The Scene: Growth with Music


Despite music being pretty much all I talk about, I’m not a very fun person to talk about music with. I can spend all day going on tangents about which artists and genres I like or dislike, and I could probably waste my life writing a Master’s dissertation on why Modest Mouse was the best band of the 90s. But like many a sweaty boy with guitars, my musical journey started with pop-punk. So if you have the time, listen to me whine and wax nostalgic about a not-so-innocent genre that defined my years of innocence.

Before music was collecting records, playing in bands and making mixtapes for girls I liked, it all started with me buying Green Day: Rock Band, a game I’m convinced, in retrospect, nobody bought or even remembers. While other kids my age did normal shit like go to summer camp or make friends playing Pokémon, I was a dorky, goody-two-shoes 11 year old immersing myself in a world of stoners and burnouts who wasted away their 20s watching daytime TV and masturbating so much that it wasn’t even fun anymore. I was throwing myself feet first into Billie Joe Armstrong’s “mental cave” back when I was afraid of getting in trouble for listening to songs with “fuck” in the lyrics and when I thought Blink 182’s “Take Off Your Pants and Jacket” was just an allusion to getting changed. Looking back, I’m genuinely surprised and grateful I never asked my parents what an “Enema of the State” was.

I can’t help but reminisce fondly on the time, because if music is one of my great loves, then that means pop-punk was my first musical courtship. Green Day and Blink 182 were bands that could be my life half a decade before I knew that was a Minutemen lyric. Going with the analogy, though, it’s impossible to go nine years without having a willingness to change or experiences that alter how you look at the world, and I naturally drifted to other genres that fit with my shifting interests. Now I was more interested in Paul Westerberg telling me that my “age was the hardest age” or Mark Kozelek lament that “at 15  [he thought he’d] have it down by 16,” because it just  felt so real  to moody, misanthropic teenage me.
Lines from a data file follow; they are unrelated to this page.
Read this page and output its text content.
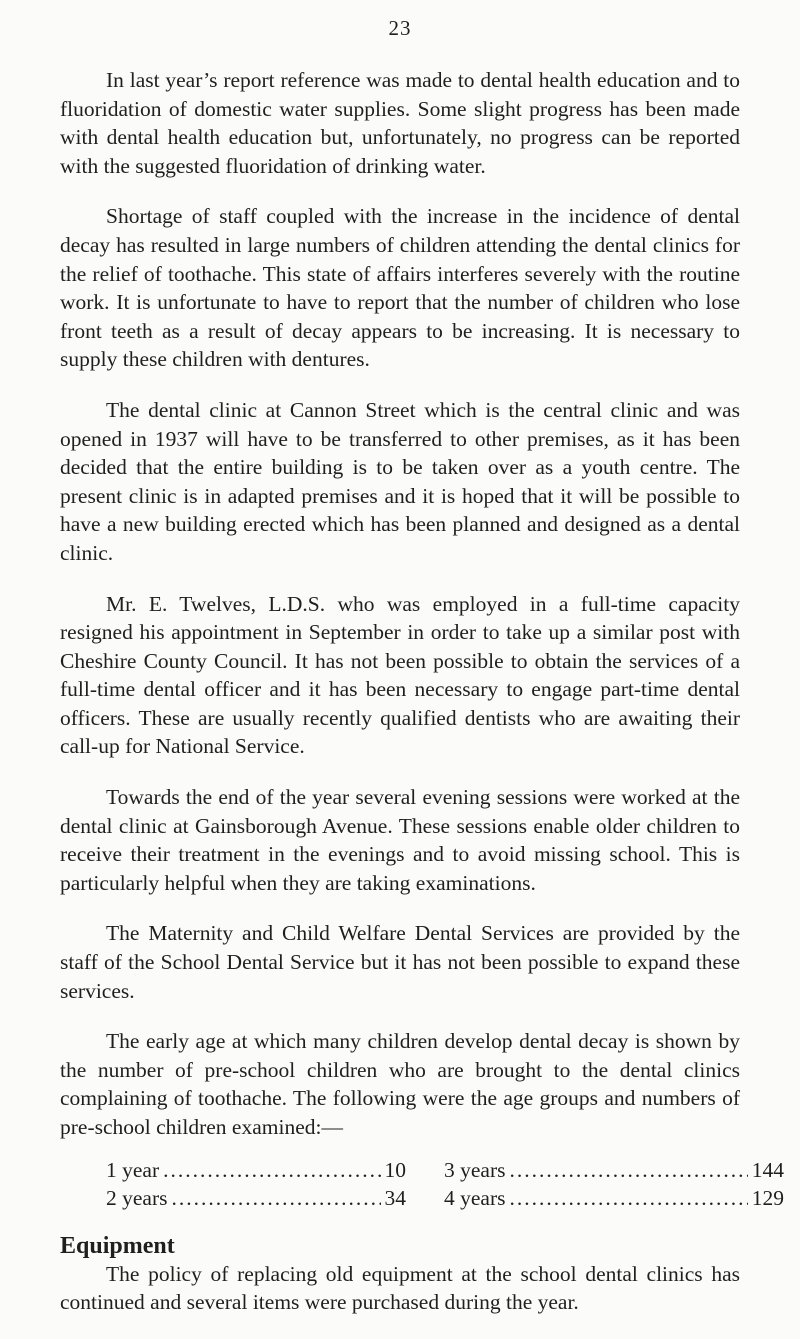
23

In last year’s report reference was made to dental health education and to fluoridation of domestic water supplies. Some slight progress has been made with dental health education but, unfortunately, no progress can be reported with the suggested fluoridation of drinking water.

Shortage of staff coupled with the increase in the incidence of dental decay has resulted in large numbers of children attending the dental clinics for the relief of toothache. This state of affairs interferes severely with the routine work. It is unfortunate to have to report that the number of children who lose front teeth as a result of decay appears to be increasing. It is necessary to supply these children with dentures.

The dental clinic at Cannon Street which is the central clinic and was opened in 1937 will have to be transferred to other premises, as it has been decided that the entire building is to be taken over as a youth centre. The present clinic is in adapted premises and it is hoped that it will be possible to have a new building erected which has been planned and designed as a dental clinic.

Mr. E. Twelves, L.D.S. who was employed in a full-time capacity resigned his appointment in September in order to take up a similar post with Cheshire County Council. It has not been possible to obtain the services of a full-time dental officer and it has been necessary to engage part-time dental officers. These are usually recently qualified dentists who are awaiting their call-up for National Service.

Towards the end of the year several evening sessions were worked at the dental clinic at Gainsborough Avenue. These sessions enable older children to receive their treatment in the evenings and to avoid missing school. This is particularly helpful when they are taking examinations.

The Maternity and Child Welfare Dental Services are provided by the staff of the School Dental Service but it has not been possible to expand these services.

The early age at which many children develop dental decay is shown by the number of pre-school children who are brought to the dental clinics complaining of toothache. The following were the age groups and numbers of pre-school children examined:—

1 year .....	10 3 years .....	144
2 years .....	34 4 years .....	129
Equipment

The policy of replacing old equipment at the school dental clinics has continued and several items were purchased during the year.
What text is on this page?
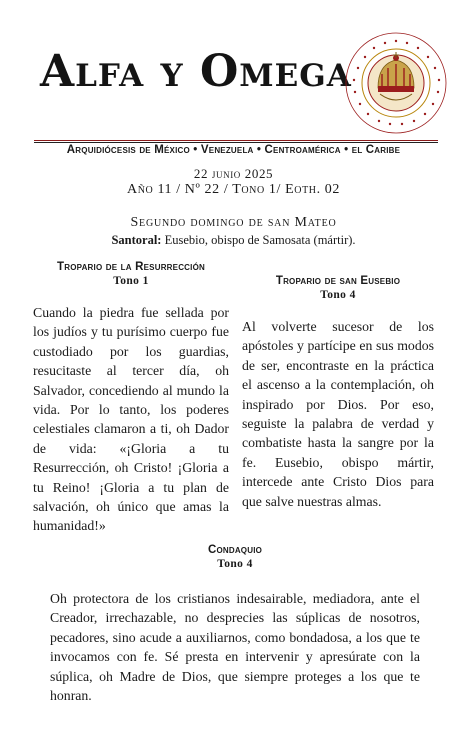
Alfa y Omega
Arquidiócesis de México • Venezuela • Centroamérica • el Caribe
22 junio 2025
Año 11 / Nº 22 / Tono 1/ Eoth. 02
Segundo domingo de san Mateo
Santoral: Eusebio, obispo de Samosata (mártir).
Tropario de la Resurrección
Tono 1

Cuando la piedra fue sellada por los judíos y tu purísimo cuerpo fue custodiado por los guardias, resucitaste al tercer día, oh Salvador, concediendo al mundo la vida. Por lo tanto, los poderes celestiales clamaron a ti, oh Dador de vida: «¡Gloria a tu Resurrección, oh Cristo! ¡Gloria a tu Reino! ¡Gloria a tu plan de salvación, oh único que amas la humanidad!»

Tropario de san Eusebio
Tono 4

Al volverte sucesor de los apóstoles y partícipe en sus modos de ser, encontraste en la práctica el ascenso a la contemplación, oh inspirado por Dios. Por eso, seguiste la palabra de verdad y combatiste hasta la sangre por la fe. Eusebio, obispo mártir, intercede ante Cristo Dios para que salve nuestras almas.

Condaquio
Tono 4

Oh protectora de los cristianos indesairable, mediadora, ante el Creador, irrechazable, no desprecies las súplicas de nosotros, pecadores, sino acude a auxiliarnos, como bondadosa, a los que te invocamos con fe. Sé presta en intervenir y apresúrate con la súplica, oh Madre de Dios, que siempre proteges a los que te honran.
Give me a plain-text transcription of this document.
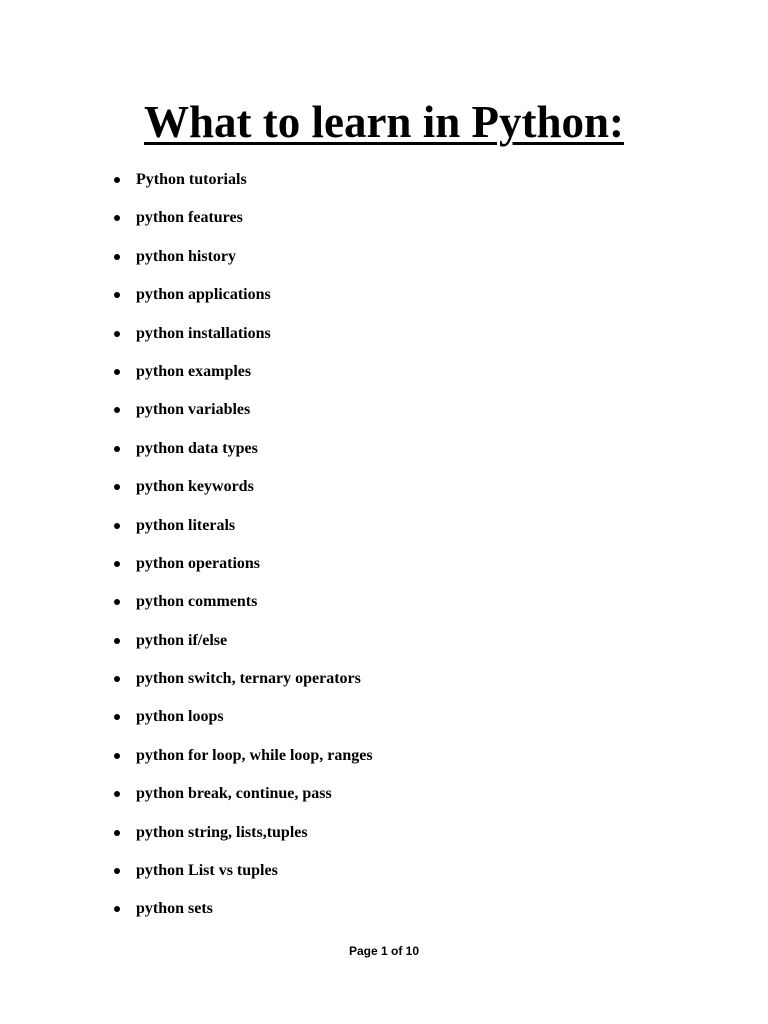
What to learn in Python:
Python tutorials
python features
python history
python applications
python installations
python examples
python variables
python data types
python keywords
python literals
python operations
python comments
python if/else
python switch, ternary operators
python loops
python for loop, while loop, ranges
python break, continue, pass
python string, lists,tuples
python List vs tuples
python sets
Page 1 of 10
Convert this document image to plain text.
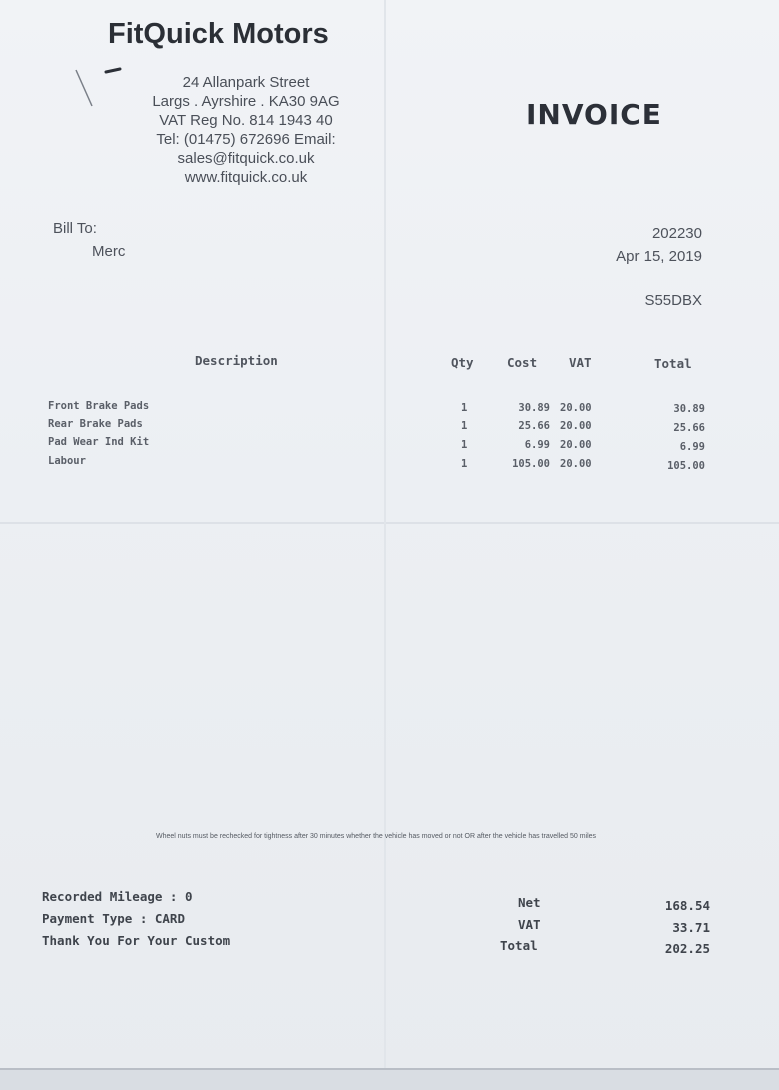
FitQuick Motors
24 Allanpark Street
Largs . Ayrshire . KA30 9AG
VAT Reg No. 814 1943 40
Tel: (01475) 672696 Email:
sales@fitquick.co.uk
www.fitquick.co.uk
INVOICE
Bill To:
Merc
202230
Apr 15, 2019
S55DBX
Description	Qty	Cost	VAT	Total
Front Brake Pads	1	30.89 20.00	30.89
Rear Brake Pads	1	25.66 20.00	25.66
Pad Wear Ind Kit	1	6.99 20.00	6.99
Labour	1	105.00 20.00	105.00
Wheel nuts must be rechecked for tightness after 30 minutes whether the vehicle has moved or not OR after the vehicle has travelled 50 miles
Recorded Mileage : 0
Payment Type : CARD
Thank You For Your Custom
Net	168.54
VAT	33.71
Total	202.25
I mostly forgot about the genre and the bands I’d loved so dearly in the past until I was listening to a “Chapo Trap House” episode where one of the hosts had just, while recording, suddenly got the admittedly not-that-funny double entendre behind “Take Off Your Pants and Jacket,” and all of a sudden I went back into a nostalgic dive in which I made a key realization: I wasn’t too old for pop-punk as I got older, I was too young and oblivious to fully comprehend the music I loved. I still don’t think it’s the best music out there by any means, even if Green Day’s “Dookie” absolutely still holds up and Blink-182’s misogyny on “Dumpweed” and “Dysentery Gary” feel like precursors to the online incel movement. Still, it’ll always be an important, if embarrassing first step on my musical journey.